Mit Ausscheiden des Tatopfers aus der Schule des Angeklagten und mit der damit verbundenen Beendigung des bis dahin bestehenden LehrerSchüler -Verhältnisses ist bereits das Vorhandensein eines Obhutsverhältnisses im Sinne des § 174 Abs. 1 Nr. 2 StGB nicht belegt. Zwar war der Angeklagte , worauf das Landgericht ergänzend ebenfalls abgestellt hat, auch Tennistrainer der Geschädigten. Voraussetzung für das Vorliegen eines Obhutsverhältnisses ist jedoch, daß ein Verhältnis besteht, kraft dessen einer Person das Recht und die Pflicht obliegen, die Lebensführung des Jugendlichen und damit dessen geistig-sittliche Entwicklung zu überwachen und zu leiten (std. Rspr., vgl. nur BGHR StGB § 174 Abs. 1 Obhutsverhältnis 1 und 2). Dies versteht sich bei einer Tätigkeit als Tennistrainer nicht von selbst (zum Fußballtrainer vgl. BGHSt 17, 191, 192/193), sondern hätte vielmehr näherer Darlegung bedurft. Gleiches gilt für die vom Angeklagten weiterhin wahrgenommene Tätigkeit als Nachhilfelehrer, zumal den Urteilsfeststellungen nicht entnommen
werden kann, ob der Angeklagte der Geschädigten auch nach ihrem Ausscheiden aus der Schule, an der er unterrichtete, noch Nachhilfeunterricht erteilt hat.

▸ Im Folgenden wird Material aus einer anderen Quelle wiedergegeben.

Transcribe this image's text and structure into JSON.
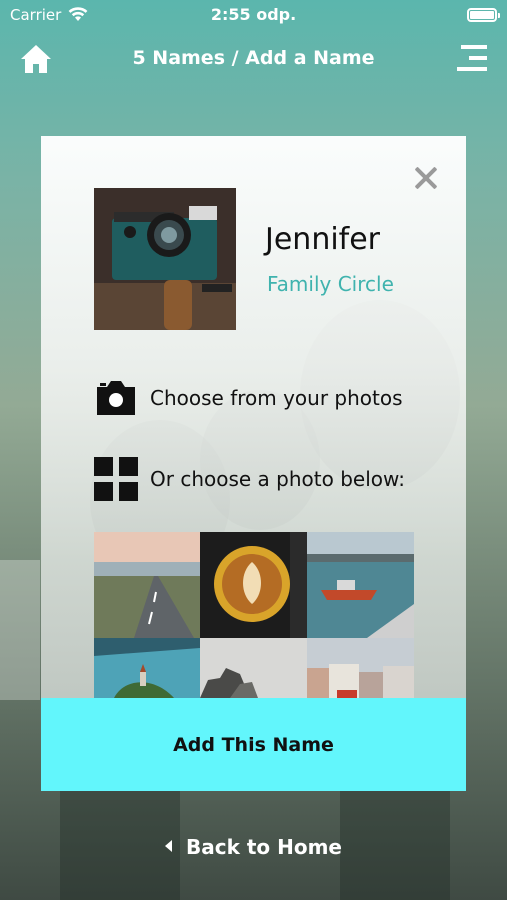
{
  "status_bar": {
    "carrier": "Carrier",
    "time": "2:55 odp.",
    "wifi_icon": "wifi-icon",
    "battery_icon": "battery-icon"
  },
  "nav": {
    "title": "5 Names / Add a Name",
    "home_icon": "home-icon",
    "menu_icon": "menu-icon"
  },
  "card": {
    "close_icon": "close-icon",
    "selected_photo": "camera-photo",
    "name": "Jennifer",
    "circle": "Family Circle",
    "choose_photos_label": "Choose from your photos",
    "choose_below_label": "Or choose a photo below:",
    "photos": [
      "road-photo",
      "coffee-photo",
      "boat-photo",
      "lake-church-photo",
      "rocks-photo",
      "city-photo"
    ],
    "add_button_label": "Add This Name"
  },
  "footer": {
    "back_label": "Back to Home"
  },
  "colors": {
    "accent": "#3fb3ae",
    "button": "#62f6fc",
    "header": "#5bb6ad"
  }
}
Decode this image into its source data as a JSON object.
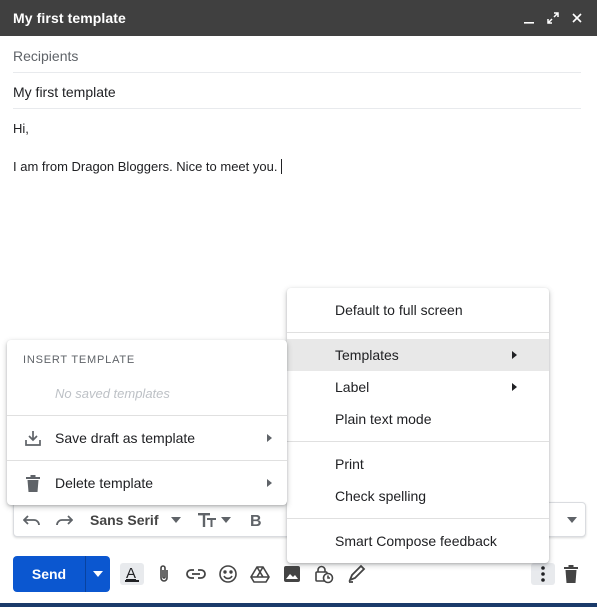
{
  "window": {
    "title": "My first template",
    "controls": [
      "minimize-icon",
      "expand-icon",
      "close-icon"
    ]
  },
  "compose": {
    "recipients_placeholder": "Recipients",
    "subject": "My first template",
    "body_lines": [
      "Hi,",
      "",
      "I am from Dragon Bloggers. Nice to meet you."
    ]
  },
  "formatting": {
    "font": "Sans Serif",
    "icons": [
      "undo-icon",
      "redo-icon",
      "font-select",
      "text-size-icon",
      "bold-icon",
      "more-formatting-icon"
    ]
  },
  "bottom_bar": {
    "send_label": "Send",
    "icons": [
      "formatting-options-icon",
      "attach-icon",
      "link-icon",
      "emoji-icon",
      "drive-icon",
      "photo-icon",
      "confidential-icon",
      "signature-icon",
      "more-options-icon",
      "discard-icon"
    ]
  },
  "more_menu": {
    "items": [
      {
        "label": "Default to full screen",
        "submenu": false
      },
      {
        "label": "Templates",
        "submenu": true,
        "highlighted": true
      },
      {
        "label": "Label",
        "submenu": true
      },
      {
        "label": "Plain text mode",
        "submenu": false
      },
      {
        "label": "Print",
        "submenu": false
      },
      {
        "label": "Check spelling",
        "submenu": false
      },
      {
        "label": "Smart Compose feedback",
        "submenu": false
      }
    ]
  },
  "templates_menu": {
    "header": "INSERT TEMPLATE",
    "empty_text": "No saved templates",
    "items": [
      {
        "label": "Save draft as template",
        "icon": "download-icon"
      },
      {
        "label": "Delete template",
        "icon": "trash-icon"
      }
    ]
  },
  "colors": {
    "titlebar": "#404040",
    "send_button": "#0b57d0",
    "menu_highlight": "#e8e8e8"
  }
}
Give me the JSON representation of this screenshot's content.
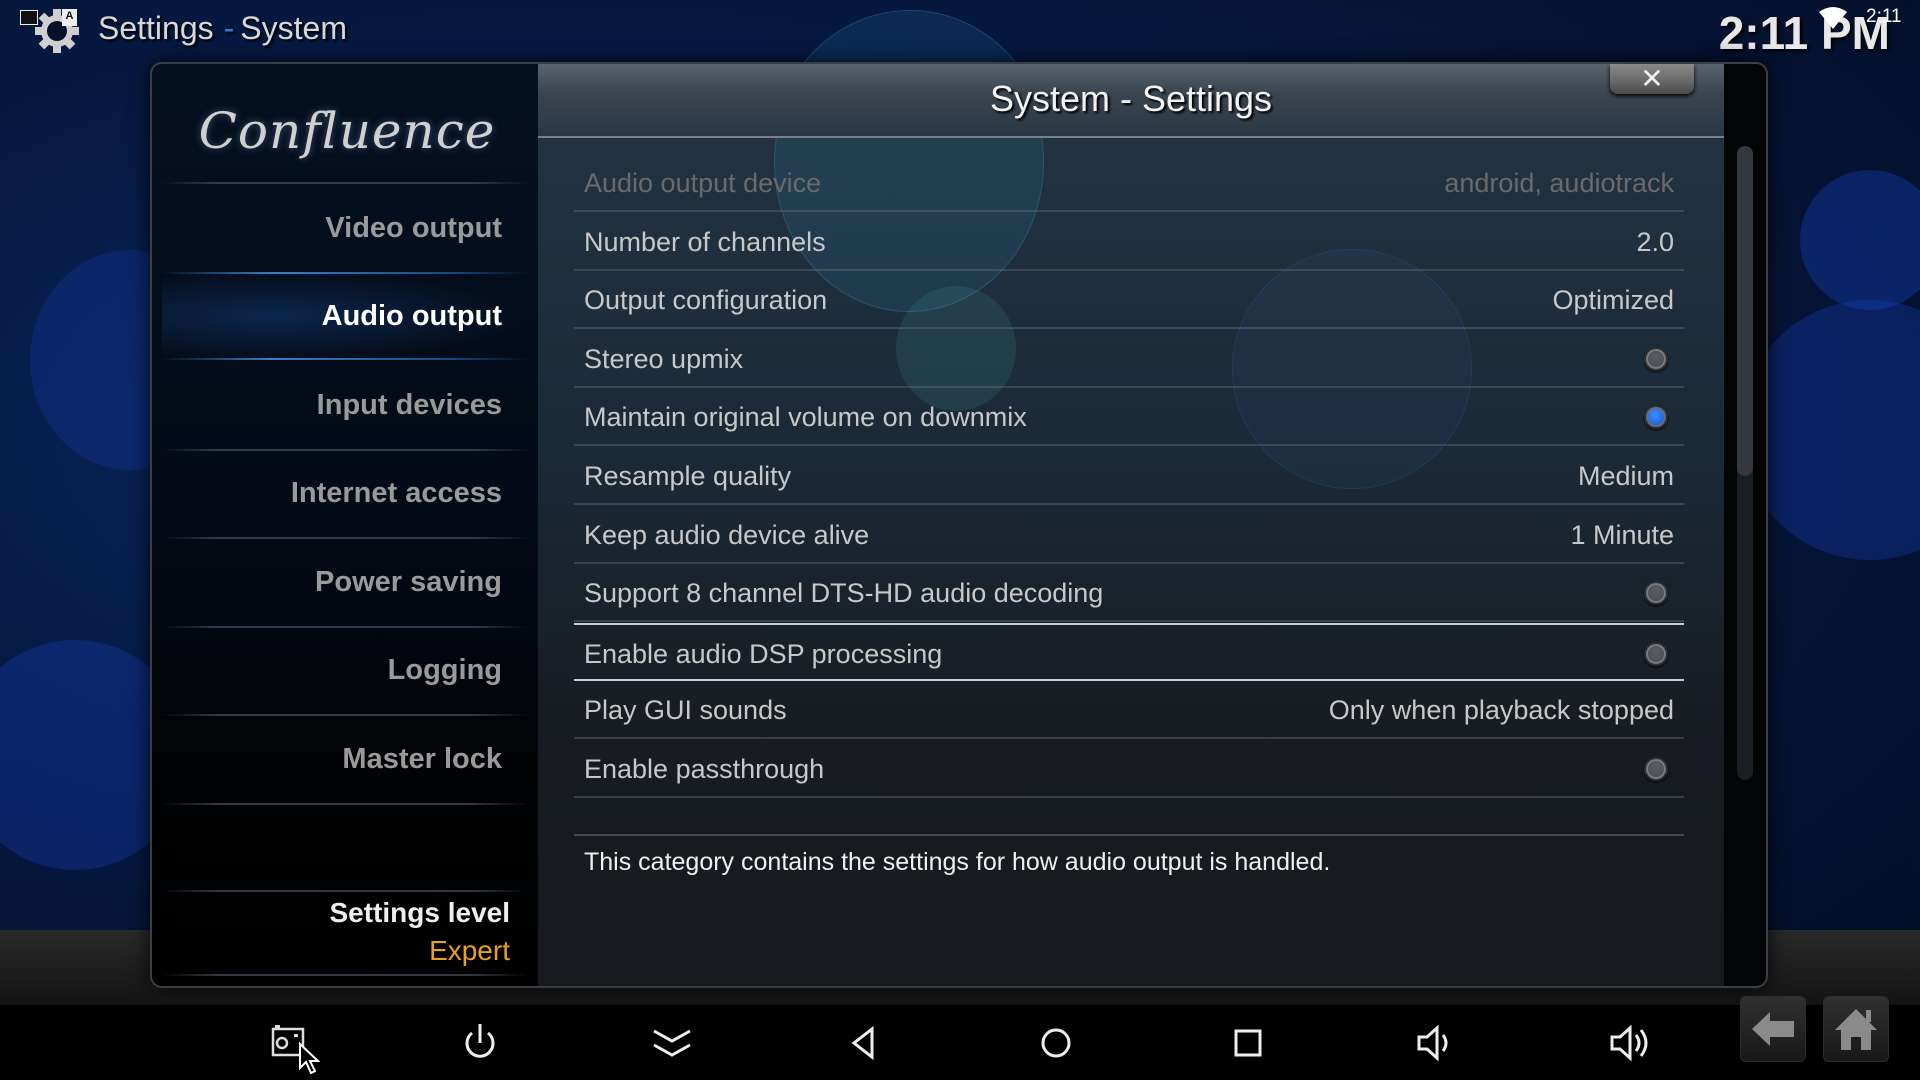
{
  "statusbar": {
    "breadcrumb_section": "Settings",
    "breadcrumb_separator": "-",
    "breadcrumb_page": "System",
    "clock": "2:11 PM",
    "system_time": "2:11",
    "icons": [
      "image-notification-icon",
      "text-notification-icon",
      "settings-gear-icon",
      "wifi-icon"
    ]
  },
  "dialog": {
    "logo_text": "Confluence",
    "title": "System - Settings",
    "close_label": "✕",
    "sidebar": {
      "items": [
        {
          "label": "Video output",
          "active": false
        },
        {
          "label": "Audio output",
          "active": true
        },
        {
          "label": "Input devices",
          "active": false
        },
        {
          "label": "Internet access",
          "active": false
        },
        {
          "label": "Power saving",
          "active": false
        },
        {
          "label": "Logging",
          "active": false
        },
        {
          "label": "Master lock",
          "active": false
        }
      ],
      "settings_level_label": "Settings level",
      "settings_level_value": "Expert"
    },
    "settings": [
      {
        "label": "Audio output device",
        "value": "android, audiotrack",
        "type": "value",
        "disabled": true
      },
      {
        "label": "Number of channels",
        "value": "2.0",
        "type": "value"
      },
      {
        "label": "Output configuration",
        "value": "Optimized",
        "type": "value"
      },
      {
        "label": "Stereo upmix",
        "checked": false,
        "type": "toggle"
      },
      {
        "label": "Maintain original volume on downmix",
        "checked": true,
        "type": "toggle"
      },
      {
        "label": "Resample quality",
        "value": "Medium",
        "type": "value"
      },
      {
        "label": "Keep audio device alive",
        "value": "1 Minute",
        "type": "value"
      },
      {
        "label": "Support 8 channel DTS-HD audio decoding",
        "checked": false,
        "type": "toggle"
      },
      {
        "label": "Enable audio DSP processing",
        "checked": false,
        "type": "toggle",
        "focused": true
      },
      {
        "label": "Play GUI sounds",
        "value": "Only when playback stopped",
        "type": "value"
      },
      {
        "label": "Enable passthrough",
        "checked": false,
        "type": "toggle"
      }
    ],
    "description": "This category contains the settings for how audio output is handled.",
    "scroll_visible_fraction": 0.52
  },
  "android_nav": {
    "buttons": [
      "screenshot",
      "power",
      "hide-bar",
      "back",
      "home",
      "recents",
      "volume-down",
      "volume-up"
    ]
  },
  "kodi_buttons": [
    "back",
    "home"
  ],
  "colors": {
    "accent_blue": "#2a7fd4",
    "settings_level_value": "#e8a020",
    "toggle_on": "#1c5fd8"
  }
}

3. Der aufgezeigte Rechtsfehler zwingt zur Aufhebung des Urteils in den Fällen 14 bis 25, da die Urteilsgründe weder den genauen Zeitpunkt des Ausscheidens der Geschädigten aus der Schule mitteilen noch mit der erforderlichen Deutlichkeit erkennen lassen, welche der der Verurteilung zugrunde liegenden einzelnen sexuellen Handlungen davor oder danach begangen worden sind. Bei Anwendung des Zweifelssatzes kann daher auf der Grundlage der getroffenen Feststellungen letztlich nicht ausgeschlossen werden, daß die für den Tatzeitraum „Mai bis August 2001“ ausgeurteilten Taten zu einem Zeitpunkt begangen worden sind, in welchem die Geschädigte die Schule des Angeklagten schon verlassen hatte und das aufgrund des Lehrer-SchülerVerhältnisses bestehende Obhutsverhältnis bereits beendet war. Die Sache bedarf daher insoweit der erneuten Verhandlung und Entscheidung.